Brancion – October 2 2013

View of Village from Castle Brancion
View of Village from Castle Brancion

I first visited Brancion several years ago on a Pilgrimage through Burgundy. This ancient medieval village, tucked away on a hilltop above the valley of the river Grosne immediately captured my imagination. You enter by way of a covered stone gateway (the clatter of hooves on the cobblestones is still almost audible). To your right, and elevated above the village, stands the ruins of the 12th century keep with its later 14th century additions still more or less intact.

View of Countryside from Brancion
View of countryside from Brancion

The views from its walls are spectacular and offer a clear view of the surrounding countryside – no enemy was going to sneak up on the lords of Brancion. But who were these lords who built this place? That’s what interested me. It turns out that quite a bit is known about them considering they were (to paraphrase the boast of the great Lord of Coucy*) neither kings, nor princes nor dukes: they were simply The Lords of Brancion, and, like the Lords of Coucy, owed allegiance to no one. They were also notorious for their bad behavior (the usual murder, rape, pillaging charges) and for their interminable squabbles with the nearby Abbey of Cluny where, somewhat surprisingly, many of their sons ended up – while the others presumably carried on pillaging. The Abbot of Cluny of course held the trump card and if things got too out of hand, excommunication could always be threatened and various penances imposed.

For my hero’s father, I chose the most infamous of these de Brancion lords, Bernard II (c. 1096-1150) nicknamed “le Gros” (a word that today means “the Fat” but in the Middle Ages might also mean “the Great”, though more in the sense of being the big Kahuna than implying any moral superiority – which in Bernard’s case it certainly did not). Bernard seems to have died in The Holy Land and so it is fair to assume that he was either on crusade or making a penitential pilgrimage – his grandfather, Bernard I (also called “le Gros”) died on such a penitential pilgrimage when returning from Rome around 1030. We also know that Bernard II’s oldest son was named Josserand and that he had other sons who were monks at Cluny. History does not tell us what happened to this Josserand (this will be revealed in the novel!) but we do know he too had sons, and that his great grandson, also named Josserand, died fighting alongside King Louis IX of France (Saint Louis) at the battle of Mansorah in Egypt in 1249. The expense of this expedition seems to have caused the downfall of the de Brancion family and by the 14th century their lands had passed into the hands of the powerful Dukes of Burgundy.

Crusaders set out from Brancion (probably Josserand 111 in the 13th century)
Crusaders set out from Brancion (possibly Josserand III in the 13th c.)

The tomb of this last great Lord of Brancion, Josserand III, still lies in the family church of Saint Peters in Brancion – a wonderful 12th century treasure containing a collection of faded but still visible murals, one of which depicts a family funeral. This particular mural though probably dating from a slightly later period than the novel is nevertheless fascinating in its details.

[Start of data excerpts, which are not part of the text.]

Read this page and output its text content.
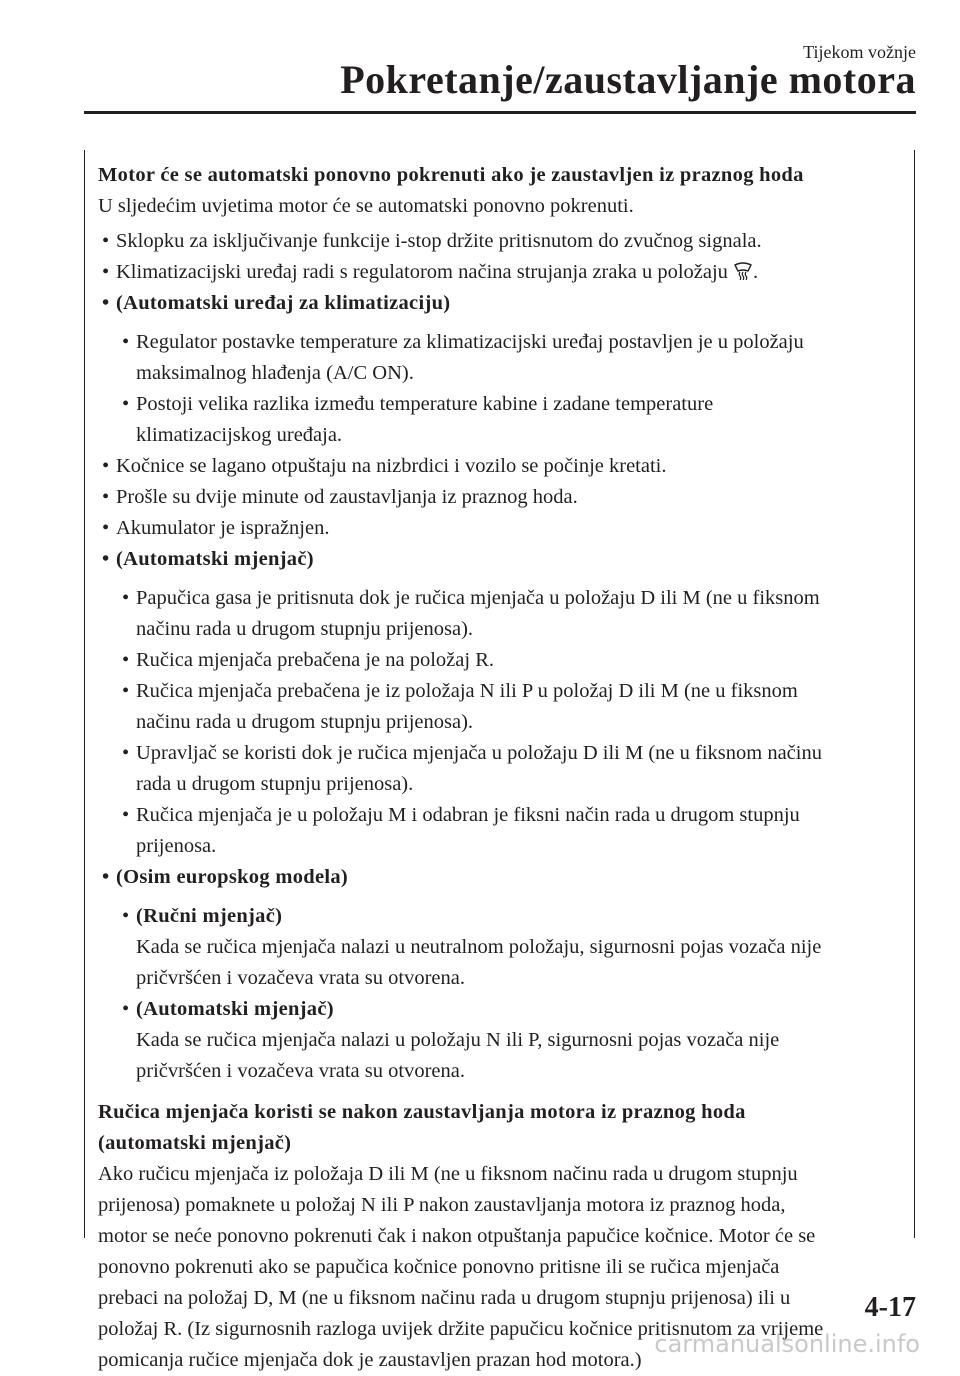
Tijekom vožnje
Pokretanje/zaustavljanje motora
Motor će se automatski ponovno pokrenuti ako je zaustavljen iz praznog hoda
U sljedećim uvjetima motor će se automatski ponovno pokrenuti.
• Sklopku za isključivanje funkcije i-stop držite pritisnutom do zvučnog signala.
• Klimatizacijski uređaj radi s regulatorom načina strujanja zraka u položaju .
• (Automatski uređaj za klimatizaciju)
• Regulator postavke temperature za klimatizacijski uređaj postavljen je u položaju
maksimalnog hlađenja (A/C ON).
• Postoji velika razlika između temperature kabine i zadane temperature
klimatizacijskog uređaja.
• Kočnice se lagano otpuštaju na nizbrdici i vozilo se počinje kretati.
• Prošle su dvije minute od zaustavljanja iz praznog hoda.
• Akumulator je ispražnjen.
• (Automatski mjenjač)
• Papučica gasa je pritisnuta dok je ručica mjenjača u položaju D ili M (ne u fiksnom
načinu rada u drugom stupnju prijenosa).
• Ručica mjenjača prebačena je na položaj R.
• Ručica mjenjača prebačena je iz položaja N ili P u položaj D ili M (ne u fiksnom
načinu rada u drugom stupnju prijenosa).
• Upravljač se koristi dok je ručica mjenjača u položaju D ili M (ne u fiksnom načinu
rada u drugom stupnju prijenosa).
• Ručica mjenjača je u položaju M i odabran je fiksni način rada u drugom stupnju
prijenosa.
• (Osim europskog modela)
• (Ručni mjenjač)
Kada se ručica mjenjača nalazi u neutralnom položaju, sigurnosni pojas vozača nije
pričvršćen i vozačeva vrata su otvorena.
• (Automatski mjenjač)
Kada se ručica mjenjača nalazi u položaju N ili P, sigurnosni pojas vozača nije
pričvršćen i vozačeva vrata su otvorena.
Ručica mjenjača koristi se nakon zaustavljanja motora iz praznog hoda
(automatski mjenjač)
Ako ručicu mjenjača iz položaja D ili M (ne u fiksnom načinu rada u drugom stupnju
prijenosa) pomaknete u položaj N ili P nakon zaustavljanja motora iz praznog hoda,
motor se neće ponovno pokrenuti čak i nakon otpuštanja papučice kočnice. Motor će se
ponovno pokrenuti ako se papučica kočnice ponovno pritisne ili se ručica mjenjača
prebaci na položaj D, M (ne u fiksnom načinu rada u drugom stupnju prijenosa) ili u
položaj R. (Iz sigurnosnih razloga uvijek držite papučicu kočnice pritisnutom za vrijeme
pomicanja ručice mjenjača dok je zaustavljen prazan hod motora.)
4-17
carmanualsonline.info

Brancion a redheaded man from an ancient mural in the Church - Rohan?!
A redheaded man from an ancient mural in the Church – Rohan?!

Most unusually the funeral depicted is that of a woman (perhaps a nun, though not necessarily). She would certainly have been a woman of consequence, like Lord Bernard’s wife, Ermengilda, the daughter of the Duke of Lorraine and sister of Thierry Count of Flanders to whom I have alluded several times on this Blog. I am therefore tempted to lay claim to this mural for my story especially since among the mourners is a bearded redhead – could it be Rohan?

Several scenes in the novel are set in Brancion, and so revisiting the castle, church and village was like coming home. If you are ever in this part of the world, Brancion is well worth a small side tour. M. and Mme Murad whose family helped restore the castle before it became a national heritage site, own a delightful little restaurant at the foot of the castle, and are happy to share the history of the place with visitors – they named their oldest son Josserand though I hope they won’t be too upset that I have turned his namesake, the original Josserand, into quite a villain!

The Inn of the Murad Family in Brancion
The lovely Inn owned by M. et Mme Murad

Leaving Brancion through the ancient medieval gate and descending into the valley below is like leaving another world. How would it have felt to a sixteen-year-old boy mounted on his fine new horse and setting out on the adventure of a lifetime accompanied only by his childhood friend and servant, Godric the Saxon? Surely he would have been giddy with excitement and anticipation – an impossible dream about to come true – but also might he not have felt some trepidation?  It was a journey of some 430 odd miles across unknown countries on horseback (remember Rohan had been no further north than Vezelay about 140 miles away, but still in Burgundy, and that journey had been challenging enough). We’ve already talked a bit about travel in the 12th century, and there will be plenty of if it in the book, but for now, as I step into my nice comfortable car and turn on the air conditioning and the SatMap programmed for Dijon, Troyes, Reims and Ghent, it’s worth a moment of reflection – and gratitude for modern technology!